Building meaningful atomic models of polysaccharides automatically

Lead Research Organisation: University of York
Department Name: Chemistry

Abstract

Building meaningful atomic models of polysaccharides automatically


Project Description

We have recently assessed the methodological support for building atomic models of carbohydrates using data from macromolecular crystallography (MX) and electron cryo-microscopy (cryoEM), and found it to be very incomplete. As part of our analysis, we have found thousands of unlikely or indeed wrong carbohydrate structures in public macromolecular structure databases.

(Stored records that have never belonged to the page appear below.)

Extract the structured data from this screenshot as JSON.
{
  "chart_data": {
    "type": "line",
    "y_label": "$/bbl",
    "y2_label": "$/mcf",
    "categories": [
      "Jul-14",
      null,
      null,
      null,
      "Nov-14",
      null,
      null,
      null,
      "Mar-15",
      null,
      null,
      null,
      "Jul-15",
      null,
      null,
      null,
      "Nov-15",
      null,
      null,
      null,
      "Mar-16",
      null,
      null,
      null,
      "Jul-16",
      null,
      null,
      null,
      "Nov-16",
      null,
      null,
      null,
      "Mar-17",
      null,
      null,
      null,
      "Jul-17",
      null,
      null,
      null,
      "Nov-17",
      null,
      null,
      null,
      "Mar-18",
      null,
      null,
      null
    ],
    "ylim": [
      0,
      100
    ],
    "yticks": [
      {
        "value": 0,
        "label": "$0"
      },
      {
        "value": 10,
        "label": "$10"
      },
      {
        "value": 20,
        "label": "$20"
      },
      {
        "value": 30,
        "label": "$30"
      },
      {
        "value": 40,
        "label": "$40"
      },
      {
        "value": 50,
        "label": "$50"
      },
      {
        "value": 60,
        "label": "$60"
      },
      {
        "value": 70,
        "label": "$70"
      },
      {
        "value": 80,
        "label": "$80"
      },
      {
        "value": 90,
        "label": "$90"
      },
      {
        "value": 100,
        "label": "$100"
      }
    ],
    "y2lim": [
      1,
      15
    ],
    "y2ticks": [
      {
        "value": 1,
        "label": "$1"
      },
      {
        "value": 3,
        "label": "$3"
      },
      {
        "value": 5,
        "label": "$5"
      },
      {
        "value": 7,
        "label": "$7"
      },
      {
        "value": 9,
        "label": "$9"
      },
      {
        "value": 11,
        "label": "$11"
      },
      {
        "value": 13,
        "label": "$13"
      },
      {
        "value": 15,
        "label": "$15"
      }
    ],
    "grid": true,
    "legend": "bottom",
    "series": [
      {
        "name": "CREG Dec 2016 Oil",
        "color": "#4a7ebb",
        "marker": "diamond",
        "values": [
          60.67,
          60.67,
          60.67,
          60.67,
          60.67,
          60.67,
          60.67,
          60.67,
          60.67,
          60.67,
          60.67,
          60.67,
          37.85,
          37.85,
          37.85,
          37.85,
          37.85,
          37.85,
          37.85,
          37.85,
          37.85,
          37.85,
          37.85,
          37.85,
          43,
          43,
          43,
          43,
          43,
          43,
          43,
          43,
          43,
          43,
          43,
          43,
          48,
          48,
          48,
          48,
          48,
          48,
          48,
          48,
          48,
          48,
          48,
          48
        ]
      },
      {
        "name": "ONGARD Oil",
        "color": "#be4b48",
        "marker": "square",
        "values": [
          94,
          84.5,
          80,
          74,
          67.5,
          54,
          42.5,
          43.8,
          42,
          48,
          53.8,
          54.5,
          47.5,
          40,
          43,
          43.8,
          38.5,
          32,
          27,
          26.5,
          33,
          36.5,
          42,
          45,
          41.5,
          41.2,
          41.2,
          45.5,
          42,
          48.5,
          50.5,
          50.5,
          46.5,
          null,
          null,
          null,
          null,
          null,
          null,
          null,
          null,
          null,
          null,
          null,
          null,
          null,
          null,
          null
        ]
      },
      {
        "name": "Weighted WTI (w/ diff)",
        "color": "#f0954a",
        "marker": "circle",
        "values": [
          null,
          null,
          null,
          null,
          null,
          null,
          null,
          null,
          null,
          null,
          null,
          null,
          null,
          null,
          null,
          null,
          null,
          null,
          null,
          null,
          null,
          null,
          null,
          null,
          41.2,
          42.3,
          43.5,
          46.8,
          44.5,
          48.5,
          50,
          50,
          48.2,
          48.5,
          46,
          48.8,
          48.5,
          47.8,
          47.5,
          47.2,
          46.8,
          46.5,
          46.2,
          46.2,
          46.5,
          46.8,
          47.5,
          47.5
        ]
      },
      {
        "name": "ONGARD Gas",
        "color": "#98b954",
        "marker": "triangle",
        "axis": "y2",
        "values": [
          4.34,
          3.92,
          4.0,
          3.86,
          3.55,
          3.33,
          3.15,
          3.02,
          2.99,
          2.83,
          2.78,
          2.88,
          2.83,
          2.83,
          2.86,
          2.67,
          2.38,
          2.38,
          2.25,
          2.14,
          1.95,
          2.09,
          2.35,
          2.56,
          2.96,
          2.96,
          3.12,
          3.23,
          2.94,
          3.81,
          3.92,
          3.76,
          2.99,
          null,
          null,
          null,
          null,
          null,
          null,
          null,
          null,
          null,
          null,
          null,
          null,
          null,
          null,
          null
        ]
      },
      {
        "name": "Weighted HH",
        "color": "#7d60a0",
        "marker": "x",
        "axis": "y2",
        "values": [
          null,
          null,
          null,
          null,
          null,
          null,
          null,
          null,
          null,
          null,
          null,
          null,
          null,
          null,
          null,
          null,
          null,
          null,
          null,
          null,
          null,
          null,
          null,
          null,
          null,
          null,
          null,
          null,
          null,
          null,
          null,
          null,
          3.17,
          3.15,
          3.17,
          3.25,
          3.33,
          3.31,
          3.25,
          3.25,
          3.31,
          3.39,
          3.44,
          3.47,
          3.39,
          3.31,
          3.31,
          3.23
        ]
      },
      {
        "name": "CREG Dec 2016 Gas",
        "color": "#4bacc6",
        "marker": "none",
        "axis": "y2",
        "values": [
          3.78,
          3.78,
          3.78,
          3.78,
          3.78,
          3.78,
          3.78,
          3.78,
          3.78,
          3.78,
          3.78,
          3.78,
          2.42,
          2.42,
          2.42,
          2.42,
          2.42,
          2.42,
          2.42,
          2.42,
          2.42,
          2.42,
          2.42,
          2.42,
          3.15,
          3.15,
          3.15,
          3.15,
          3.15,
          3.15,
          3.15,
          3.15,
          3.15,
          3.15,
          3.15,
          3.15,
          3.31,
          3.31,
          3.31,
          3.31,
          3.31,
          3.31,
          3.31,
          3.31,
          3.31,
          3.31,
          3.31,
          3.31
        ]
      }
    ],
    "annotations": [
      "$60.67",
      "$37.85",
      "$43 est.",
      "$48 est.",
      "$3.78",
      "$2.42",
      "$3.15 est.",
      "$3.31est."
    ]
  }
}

One of the widely-accepted reasons for this is the lack of automated tools for creating and fitting atomic models of carbohydrates to the experimental data. This is a problem now for MX, and it is likely to become a major problem for cryoEM as the technique becomes ever more popular.

We have an evolving set of high-performance tools - e.g. Privateer - which can be used as building blocks for creating a much bigger and capable computer program. While our software is built on efficient but harder to maintain languages (C++ with use of parallelism), we will use the high-level, easy to learn Python programming language to combine pre-existing modular code in logical ways. The ultimate goal is to build a computer program that combines all our knowledge of carbohydrate chemistry and glycobiology to create meaningful atomic models of branched polysaccharides. The tool will be evaluated against all published protein-carbohydrate structures - the results are expected to enhance or even increase our glycobiological insight.

This project is framed within the EPSRC Research Theme 'Physical sciences', covering several research areas such as Artificial intelligence, Biological informatics,Chemical biology and biological chemistry, Computational and theoretical chemistry, Databases, Digital signal processing, and Graphics and visualisation.